Seit einem Dekret Kaiser Friedrichs III. von 1487 bildeten sich Fechtorganisationen im Heiligen Römischen Reich Deutscher Nation heraus, es entstanden Fechtschulen und Fechtgesellschaften, vor allem in Franken. „In Nürnberg wurde Fechten in öffentlichem Rahmen gerade auch im Heilsbronner Hof, einem großen Gebäudekomplex der Ansbacher Markgrafen, betrieben“.

Es gilt beim Kampf mit Blankwaffen des 14. bis 16. Jahrhunderts die beiden grundlegenen Formen des Bloßfechtens ohne Schutzausrüstung und des Harnischfechtens im Ganzkörperschutzanzug zu unterscheiden.
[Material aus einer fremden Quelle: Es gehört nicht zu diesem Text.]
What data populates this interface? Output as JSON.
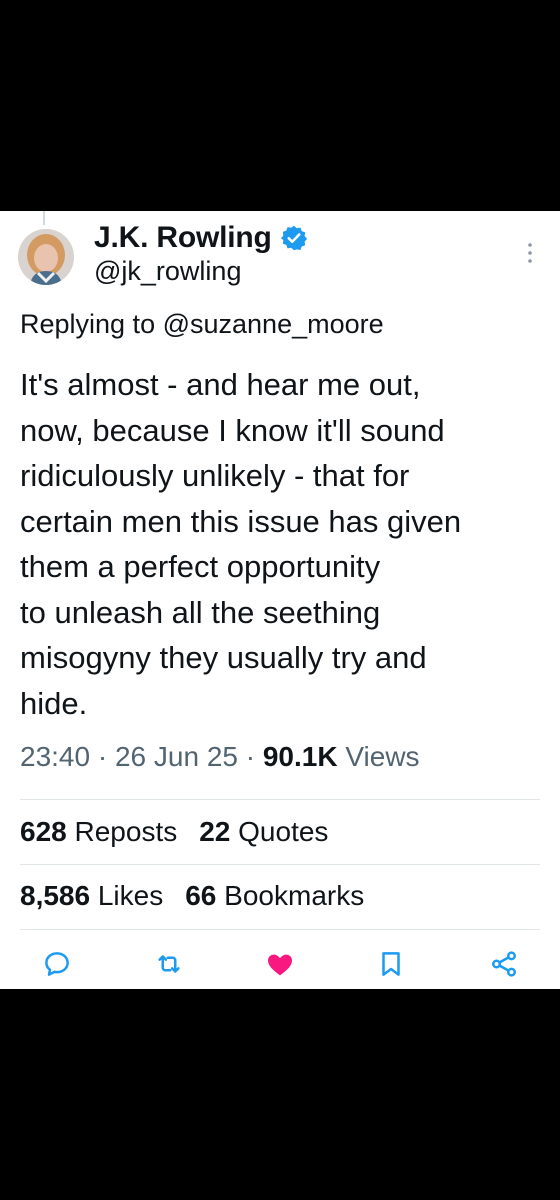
{
  "tweet": {
    "author": {
      "display_name": "J.K. Rowling",
      "handle": "@jk_rowling",
      "verified": true,
      "verified_color": "#1d9bf0"
    },
    "reply_prefix": "Replying to ",
    "reply_to": "@suzanne_moore",
    "body_lines": [
      "It's almost - and hear me out,",
      "now, because I know it'll sound",
      "ridiculously unlikely - that for",
      "certain men this issue has given",
      "them a perfect opportunity",
      "to unleash all the seething",
      "misogyny they usually try and",
      "hide."
    ],
    "time": "23:40",
    "date": "26 Jun 25",
    "separator": "·",
    "views_count": "90.1K",
    "views_label": "Views",
    "stats": {
      "reposts_count": "628",
      "reposts_label": "Reposts",
      "quotes_count": "22",
      "quotes_label": "Quotes",
      "likes_count": "8,586",
      "likes_label": "Likes",
      "bookmarks_count": "66",
      "bookmarks_label": "Bookmarks"
    },
    "actions": [
      {
        "icon": "reply-icon"
      },
      {
        "icon": "repost-icon"
      },
      {
        "icon": "like-icon",
        "active": true,
        "color": "#f91880"
      },
      {
        "icon": "bookmark-icon"
      },
      {
        "icon": "share-icon"
      }
    ],
    "icon_color": "#1d9bf0"
  }
}
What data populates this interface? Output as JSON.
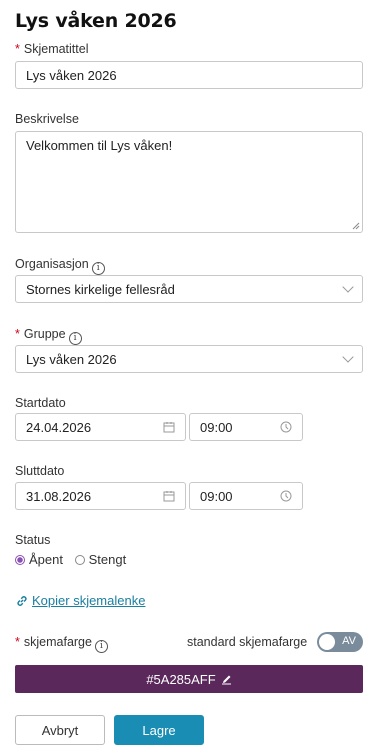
{
  "form": {
    "title": "Lys våken 2026",
    "schema_title": {
      "label": "Skjematittel",
      "required_mark": "*",
      "value": "Lys våken 2026"
    },
    "description": {
      "label": "Beskrivelse",
      "value": "Velkommen til Lys våken!"
    },
    "organization": {
      "label": "Organisasjon",
      "info_glyph": "i",
      "value": "Stornes kirkelige fellesråd"
    },
    "group": {
      "label": "Gruppe",
      "required_mark": "*",
      "info_glyph": "i",
      "value": "Lys våken 2026"
    },
    "start": {
      "label": "Startdato",
      "date": "24.04.2026",
      "time": "09:00"
    },
    "end": {
      "label": "Sluttdato",
      "date": "31.08.2026",
      "time": "09:00"
    },
    "status": {
      "label": "Status",
      "options": [
        "Åpent",
        "Stengt"
      ],
      "selected": "Åpent"
    },
    "copy_link": {
      "label": "Kopier skjemalenke",
      "icon": "link-icon"
    },
    "schema_color": {
      "label": "skjemafarge",
      "required_mark": "*",
      "info_glyph": "i",
      "default_label": "standard skjemafarge",
      "toggle_text": "AV",
      "toggle_on": false,
      "value": "#5A285AFF",
      "color": "#5A285A",
      "edit_icon": "pencil-icon"
    },
    "buttons": {
      "cancel": "Avbryt",
      "save": "Lagre"
    }
  },
  "colors": {
    "accent": "#1a8db4",
    "required": "#d0021b",
    "radio_selected": "#8a4fb3"
  }
}
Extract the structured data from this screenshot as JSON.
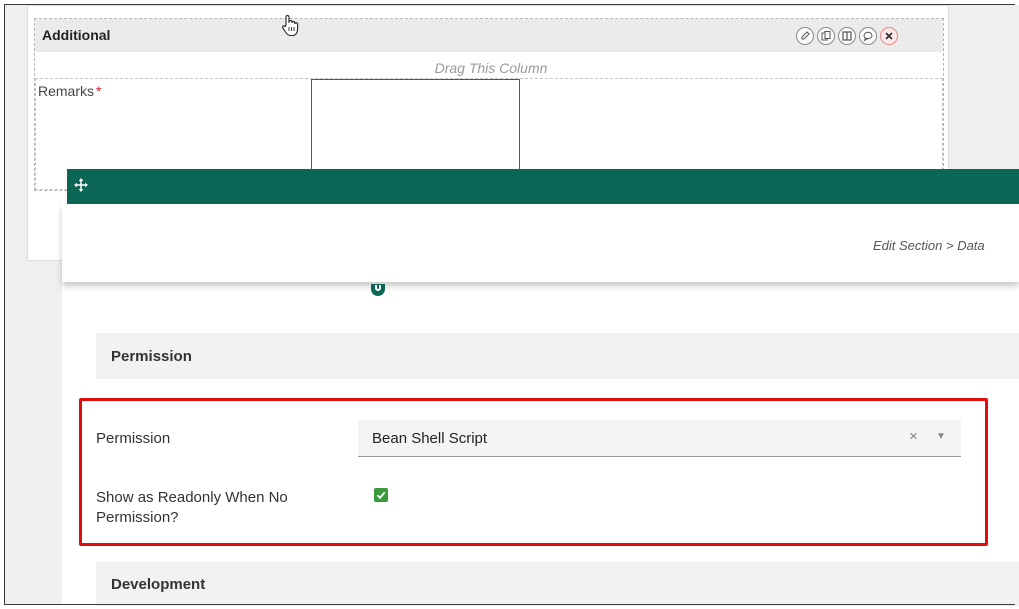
{
  "builder": {
    "section_title": "Additional",
    "drag_column_hint": "Drag This Column",
    "remarks_label": "Remarks",
    "required_marker": "*",
    "toolbar_icons": [
      "edit-icon",
      "copy-icon",
      "columns-icon",
      "comment-icon",
      "close-icon"
    ]
  },
  "dialog": {
    "breadcrumb": "Edit Section > Data"
  },
  "permission_section": {
    "heading": "Permission",
    "permission_label": "Permission",
    "permission_value": "Bean Shell Script",
    "clear_glyph": "×",
    "arrow_glyph": "▼",
    "readonly_label": "Show as Readonly When No Permission?",
    "readonly_checked": true
  },
  "development_section": {
    "heading": "Development"
  },
  "colors": {
    "dialog_bar": "#0c6656",
    "highlight_border": "#e30d0d",
    "checkbox": "#3b9a3b"
  }
}
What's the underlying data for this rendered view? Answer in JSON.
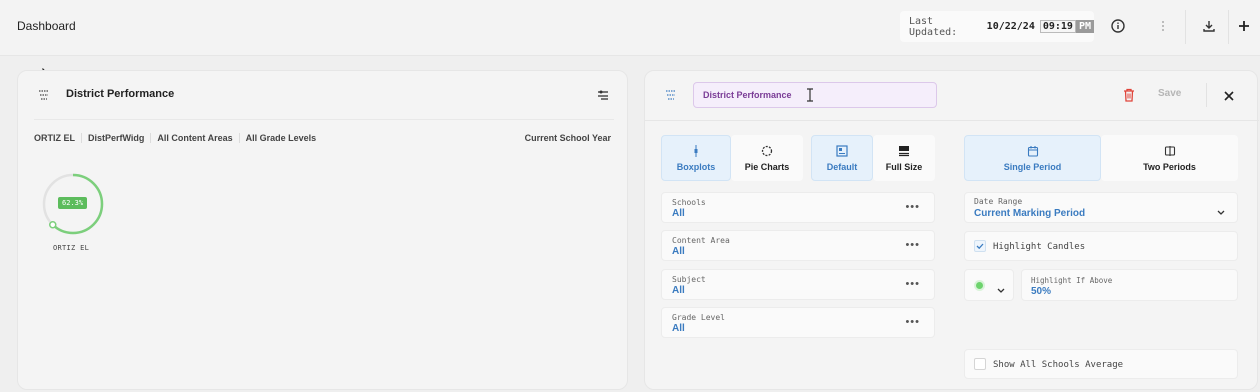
{
  "header": {
    "title": "Dashboard",
    "last_updated_label": "Last Updated:",
    "date": "10/22/24",
    "time": "09:19",
    "ampm": "PM",
    "icons": [
      "info-icon",
      "more-vertical-icon",
      "download-icon",
      "plus-icon"
    ]
  },
  "left_card": {
    "title": "District Performance",
    "chips": [
      "ORTIZ EL",
      "DistPerfWidg",
      "All Content Areas",
      "All Grade Levels"
    ],
    "period": "Current School Year",
    "gauge": {
      "value_label": "62.3%",
      "value": 62.3,
      "label": "ORTIZ EL",
      "color": "#5cbc5c"
    }
  },
  "editor": {
    "title_value": "District Performance",
    "save_label": "Save",
    "chart_types": [
      {
        "label": "Boxplots",
        "icon": "boxplot-icon",
        "active": true
      },
      {
        "label": "Pie Charts",
        "icon": "pie-chart-icon",
        "active": false
      }
    ],
    "sizes": [
      {
        "label": "Default",
        "icon": "default-size-icon",
        "active": true
      },
      {
        "label": "Full Size",
        "icon": "full-size-icon",
        "active": false
      }
    ],
    "filters": [
      {
        "label": "Schools",
        "value": "All"
      },
      {
        "label": "Content Area",
        "value": "All"
      },
      {
        "label": "Subject",
        "value": "All"
      },
      {
        "label": "Grade Level",
        "value": "All"
      }
    ],
    "periods": [
      {
        "label": "Single Period",
        "icon": "calendar-icon",
        "active": true
      },
      {
        "label": "Two Periods",
        "icon": "compare-icon",
        "active": false
      }
    ],
    "date_range": {
      "label": "Date Range",
      "value": "Current Marking Period"
    },
    "highlight_candles_label": "Highlight Candles",
    "highlight_above": {
      "label": "Highlight If Above",
      "value": "50%"
    },
    "show_all_label": "Show All Schools Average",
    "accent": "#3a7bc0"
  }
}
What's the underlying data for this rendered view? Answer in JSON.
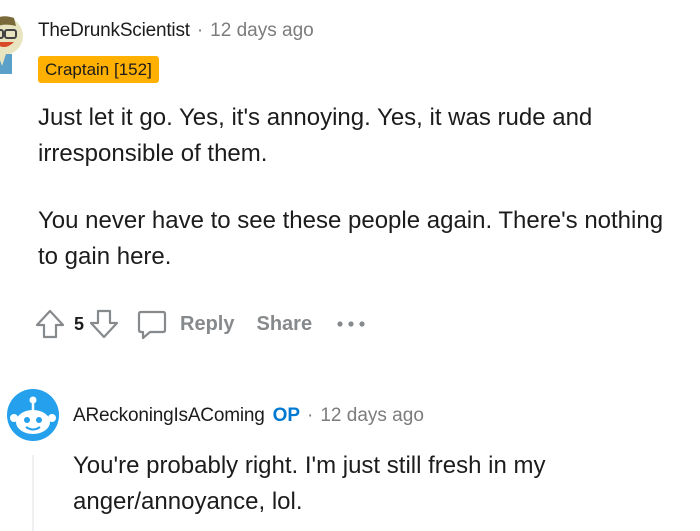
{
  "comment": {
    "author": "TheDrunkScientist",
    "separator": "·",
    "time": "12 days ago",
    "flair": "Craptain [152]",
    "paragraph1": "Just let it go. Yes, it's annoying. Yes, it was rude and irresponsible of them.",
    "paragraph2": "You never have to see these people again. There's nothing to gain here.",
    "score": "5",
    "reply_label": "Reply",
    "share_label": "Share",
    "icons": [
      "upvote-icon",
      "downvote-icon",
      "comment-icon",
      "more-icon"
    ],
    "flair_color": "#ffb000"
  },
  "reply": {
    "author": "AReckoningIsAComing",
    "op_badge": "OP",
    "separator": "·",
    "time": "12 days ago",
    "text": "You're probably right. I'm just still fresh in my anger/annoyance, lol.",
    "op_color": "#0079d3"
  }
}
Harnischfechten war die Königsklasse und völlig anders im Ablauf, als das Bloßfechten. „Da wurde gerne mal das Schwert wie eine Lanze unter den Arm geklemmt und auf den Gegener eingestochen“, so Burger, der gleich mal anhand eine Helms demonstierte, in welche Schlitze man bei einer Rüstung so reinstechen konnte. „In das Visier, aber auch unter die Achseln oder auch in die Kniebeuge wurde ganz gerne gezielt, diese ließen sich nicht hundertprozentig mit einer starren Rüstung schützen.“

Das älteste erhaltene Fechtbuch ist das sogenannte Towerfechtbuch des deutschen Mönchs Luitger aus dem 14. Jahrhundert, das in den Royal Armories Großbritannien aufbewahrt wird. Aus diesem und etlichen weiteren Fechtbüchern präsentierte Burger Bilderfolgen, die den Kampf mit Schwert, Keule, Mordaxt, Dolchen und Langen Messern zeigten. Diese Langen Messer unterscheiden sich von Schwertern dadurch, dass die Klinge nur auf einer Seite geschliffen ist und neben der Parierstange noch ein dritter Bügel oder Nagel am Griff die Hand schützt und bestimmte Kampftechniken ermöglicht. Neben zahlreichen anderen Waffen ließ der 46-jährige auch ein solches Langes Messer in stumpfer, stählerner Trainingsversion durch das Publikum gehen.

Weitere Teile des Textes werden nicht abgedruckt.